Drawn to both printmaking and weaving because of their emphasis on process, Natalie explores themes of self liberation in the context of Queer Theory and the concept of The Other. She sources imagery from Byzantine and late Roman art, architecture, and mosaics, weaving historical references into contemporary narratives.

Natalie is drawn to processes that feel devotional. All prints are by nature acheiropoietos, sacred objects not made by human hands. Prints are made by the press, as an act of communication, in an entirely invisible process. The point of contact occurs in an unobservable, dark space, between the matrix, the ink, the press, the paper, and the pressure. Natalie is interested in counterproofing, a process in which plates are run back and forth through the press to transfer imagery from paper, to plate, to paper again. This process is entirely reliant upon materials, putting the fate of the print in the hands of the press. Natalie’s prints are built up, layer by layer, to build a world of sacredness, and create a potential for healing. 

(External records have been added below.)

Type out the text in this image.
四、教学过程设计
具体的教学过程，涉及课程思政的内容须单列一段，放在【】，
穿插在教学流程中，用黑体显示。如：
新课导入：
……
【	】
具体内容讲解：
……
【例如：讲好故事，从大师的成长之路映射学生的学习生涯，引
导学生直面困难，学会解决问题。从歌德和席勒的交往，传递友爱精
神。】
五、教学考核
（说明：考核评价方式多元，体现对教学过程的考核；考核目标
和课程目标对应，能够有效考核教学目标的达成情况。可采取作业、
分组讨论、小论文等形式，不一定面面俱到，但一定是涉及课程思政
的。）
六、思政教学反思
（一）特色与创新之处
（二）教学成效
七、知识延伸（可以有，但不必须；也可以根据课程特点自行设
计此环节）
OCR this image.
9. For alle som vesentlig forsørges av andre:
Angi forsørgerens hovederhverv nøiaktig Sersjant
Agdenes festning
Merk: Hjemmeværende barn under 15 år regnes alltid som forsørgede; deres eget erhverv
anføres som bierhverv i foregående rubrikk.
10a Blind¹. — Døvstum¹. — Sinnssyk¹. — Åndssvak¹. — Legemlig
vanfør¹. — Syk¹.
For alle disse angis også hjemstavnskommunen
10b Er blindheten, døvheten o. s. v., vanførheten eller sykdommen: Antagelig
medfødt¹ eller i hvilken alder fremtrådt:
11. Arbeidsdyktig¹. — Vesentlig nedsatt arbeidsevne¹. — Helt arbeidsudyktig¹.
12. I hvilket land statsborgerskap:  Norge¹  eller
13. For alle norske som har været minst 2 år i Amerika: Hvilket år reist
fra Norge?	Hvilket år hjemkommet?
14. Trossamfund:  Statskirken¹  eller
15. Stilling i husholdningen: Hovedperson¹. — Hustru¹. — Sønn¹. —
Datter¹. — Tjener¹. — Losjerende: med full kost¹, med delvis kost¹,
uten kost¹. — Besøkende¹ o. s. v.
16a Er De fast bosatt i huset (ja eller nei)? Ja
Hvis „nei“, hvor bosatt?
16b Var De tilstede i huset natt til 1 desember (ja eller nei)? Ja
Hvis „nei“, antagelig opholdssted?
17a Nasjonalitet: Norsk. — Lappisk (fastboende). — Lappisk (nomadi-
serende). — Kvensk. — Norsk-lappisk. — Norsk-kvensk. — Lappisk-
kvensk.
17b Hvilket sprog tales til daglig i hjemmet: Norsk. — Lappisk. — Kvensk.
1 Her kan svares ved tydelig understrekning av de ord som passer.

As a weaver, this devotion is continued by exploring the binary in which weaving exists, in which a loom works. Weaving is always operating on a grid, and is fundamentally composed of the horizontal and vertical, of warp and weft. Threads exist in weaving drafts and move on the loom according to a rigid binary, they’re either there or they’re not. However, as a weaver, Natalie looks to subvert this binary— she is interested in weaving drafts that create distinct blocks within the interaction of threads, to remind the viewer of weaving’s rigidity and grid, but also simultaneously showing that weaving itself exists beyond it. 

In May 2025, Natalie graduated with a Bachelor of Fine Arts in Printmaking from Tyler School of Art and Architecture.